Ahem. Stuff happened. It was fun.

The superh design was a historical sweet spot, where enough history had
passed that we finally had a simple and powerful design, but before die
shrinks had advanced to the point of pad limiting and thermal throttling
where people were making enormous unrolled pipelines and such
desperately trying to soak up the transistor budget and turn it into
performance, and spread the power consumption out so the heat sinks
didn't melt. We're cycling back around to where we've learned the
lessons of the Itanic and Pentium 4 and are returning to OLDER designs
(like the Pentium M did circa 2005) where we didn't know where the local
peak was until we'd overshot it...

Rob

P.S. Ask me about VLIW if that's not already covered in the stuff I
linked to, that's probably worth understanding.

Ah, you have a PS:

> BTW, I also perused the programmers guide, and one thing struck me.
> The assembly code for the SH looks a bit like 68K assembly. They even hint
> at this with mentions of "Other CPU" in the beginning of the document.
> The fact that it is 16 registers and uses a 16 bit instruction format
> furthers that notion.
> Yet, I couldn't find a mention of that anywhere.

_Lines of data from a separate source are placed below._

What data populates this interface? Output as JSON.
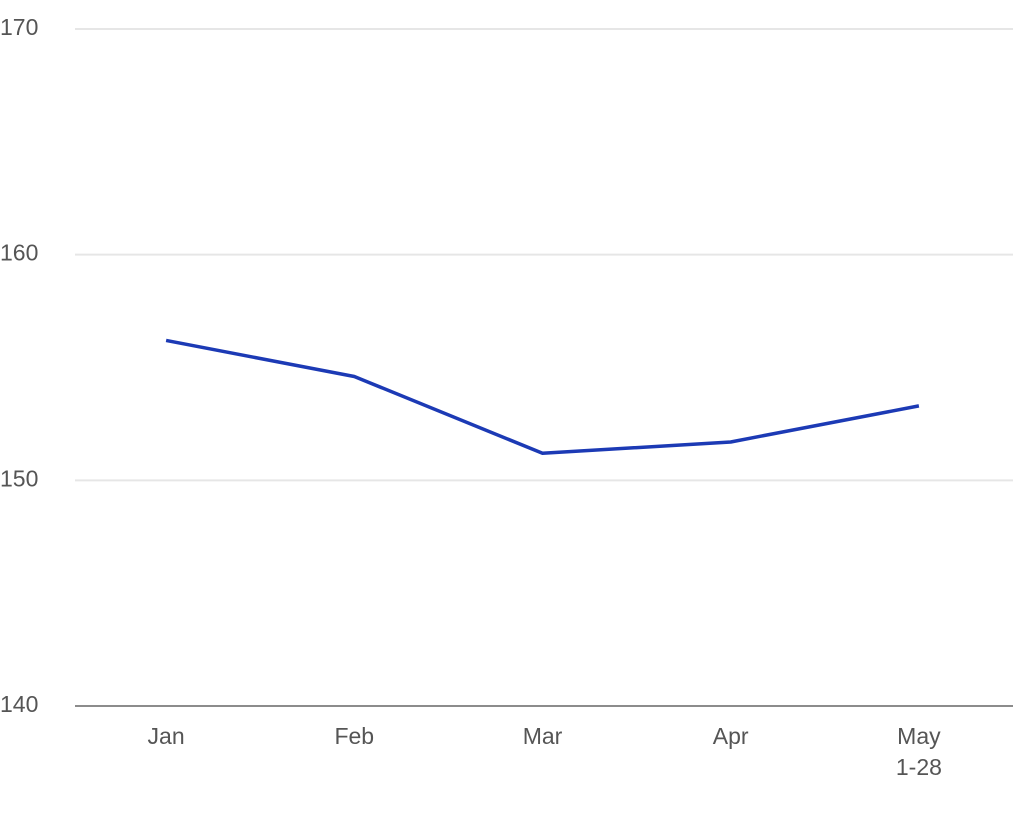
{
  "chart_data": {
    "type": "line",
    "categories": [
      "Jan",
      "Feb",
      "Mar",
      "Apr",
      "May 1-28"
    ],
    "series": [
      {
        "color": "#1c3ab5",
        "values": [
          156.2,
          154.6,
          151.2,
          151.7,
          153.3
        ]
      }
    ],
    "ylim": [
      140,
      170
    ],
    "yticks": [
      140,
      150,
      160,
      170
    ],
    "grid": true
  }
}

I vaguely recall there was some sort of politics or procurement thing
where Hitachi engineers were going to make a product using a 68k at one
point, and then didn't because of lawyers or royalties or somebody
insulted somebody's dog or whatever reason, and they did their own
processor instead? (What've I heard thirdhand because engineers said
things to other people over beer and what I can officially source are
two different things.)

Keep in mind Motorola's offensive lawyers are the reason IBM didn't go
with Motorola for the PC either. I might or might not have covered that
in these two computer history blog entries years ago:

  http://landley.net/notes-2010.html#17-07-2010
  http://landley.net/notes-2010.html#19-07-2010

If not, there's probably a mention of it somewhere under:

  http://landley.net/history/mirror/

(I _know_ it's covered in "triumph of the nerds", which was on youtube
last I checked.)

It reminds me of how SEI made a go of Leon Sparc first and then decided
_not_ to tape out an ASIC of it (because of the code density issue) and
instead did a new design from scratch (in this case also compatible with
an existing instruction set, just a different one). In both cases,
"there's already something that works, but we can do a better job"...

Rob